Quadratic variation of an integral of a Brownian motion

Question

I've been asked with computing the $L^2$ variation of $\int_0^tW_sds$, where $W_t$ is a Brownian motion. I am not supposed to use to stochastic calculus to solve, but the definition of quadratic variation and perhaps the fact that for a Brownian motion $W_t$ the quadratic variation in $L^2$ is $t$ (the length of the interval of the index set).

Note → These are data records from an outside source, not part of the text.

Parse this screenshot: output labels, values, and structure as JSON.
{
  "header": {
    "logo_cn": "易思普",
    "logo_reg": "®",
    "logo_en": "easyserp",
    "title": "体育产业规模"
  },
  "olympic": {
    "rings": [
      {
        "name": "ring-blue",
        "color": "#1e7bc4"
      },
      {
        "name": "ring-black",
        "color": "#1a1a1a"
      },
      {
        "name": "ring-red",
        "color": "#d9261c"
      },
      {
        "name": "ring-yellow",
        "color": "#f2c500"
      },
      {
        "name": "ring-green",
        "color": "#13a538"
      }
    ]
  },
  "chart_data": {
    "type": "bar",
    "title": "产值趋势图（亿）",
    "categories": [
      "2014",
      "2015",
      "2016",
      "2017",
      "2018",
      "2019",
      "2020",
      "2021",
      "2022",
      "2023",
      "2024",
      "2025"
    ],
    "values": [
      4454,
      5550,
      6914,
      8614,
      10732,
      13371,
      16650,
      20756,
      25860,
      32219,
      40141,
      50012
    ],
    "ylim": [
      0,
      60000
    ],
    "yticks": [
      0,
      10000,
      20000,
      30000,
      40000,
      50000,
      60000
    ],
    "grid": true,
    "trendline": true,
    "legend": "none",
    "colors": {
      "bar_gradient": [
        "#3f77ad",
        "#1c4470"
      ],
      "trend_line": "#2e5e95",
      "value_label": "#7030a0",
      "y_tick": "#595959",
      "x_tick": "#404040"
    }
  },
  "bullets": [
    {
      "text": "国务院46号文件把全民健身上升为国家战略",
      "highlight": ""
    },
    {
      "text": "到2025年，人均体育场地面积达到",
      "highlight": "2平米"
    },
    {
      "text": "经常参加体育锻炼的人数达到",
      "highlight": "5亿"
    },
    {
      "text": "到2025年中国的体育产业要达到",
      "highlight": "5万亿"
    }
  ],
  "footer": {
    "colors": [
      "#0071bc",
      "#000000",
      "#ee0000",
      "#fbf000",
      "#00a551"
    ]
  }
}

Is there a slick way to use this fact to calculate the quadratic variation? So far I have gone by brute force to show that quadratic variation of the integral in $L^2$ is $0$ (which is quite lengthy so I have not yet written them).

I will appreciate any advice, or at least an indication whether $0$ is indeed the $L^2$ quadratic variation.

Answer 1

Fix $T>0$ and set

$$X_t := \int_0^t W_s \, ds.$$

Clearly

$$|X_t-X_s| \leq |t-s| \sup_{r \in [0,T]}| W_r|$$

for any $s,t \in [0,T]$. For a given partition $\Pi = \{0=t_0< \ldots < t_n=T\}$ with mesh size $|\Pi|$ we find that

$$\sum_{j=1}^n |X_{t_j}-X_{t_{j-1}}|^2 \leq \sup_{r \in [0,T]}W_r^2 \sum_{j=1}^n (t_j-t_{j-1})^2 \leq |\Pi| \sup_{r \leq T} W_r^2 \underbrace{\sum_{j=1}^n (t_j-t_{j-1})}_{=T}.$$

Taking the expectation we obtain that

$$\mathbb{E} \left( \sum_{j=1}^n |X_{t_j}-X_{t_{j-1}}|^2 \right) \leq T |\Pi| \mathbb{E} \left( \sup_{r \leq T} W_r^2 \right),$$

and letting $|\Pi| \to 0$ we conclude that the ($L^2$-) quadratic variation of $(X_t)_{t \geq 0}$ equals $0$.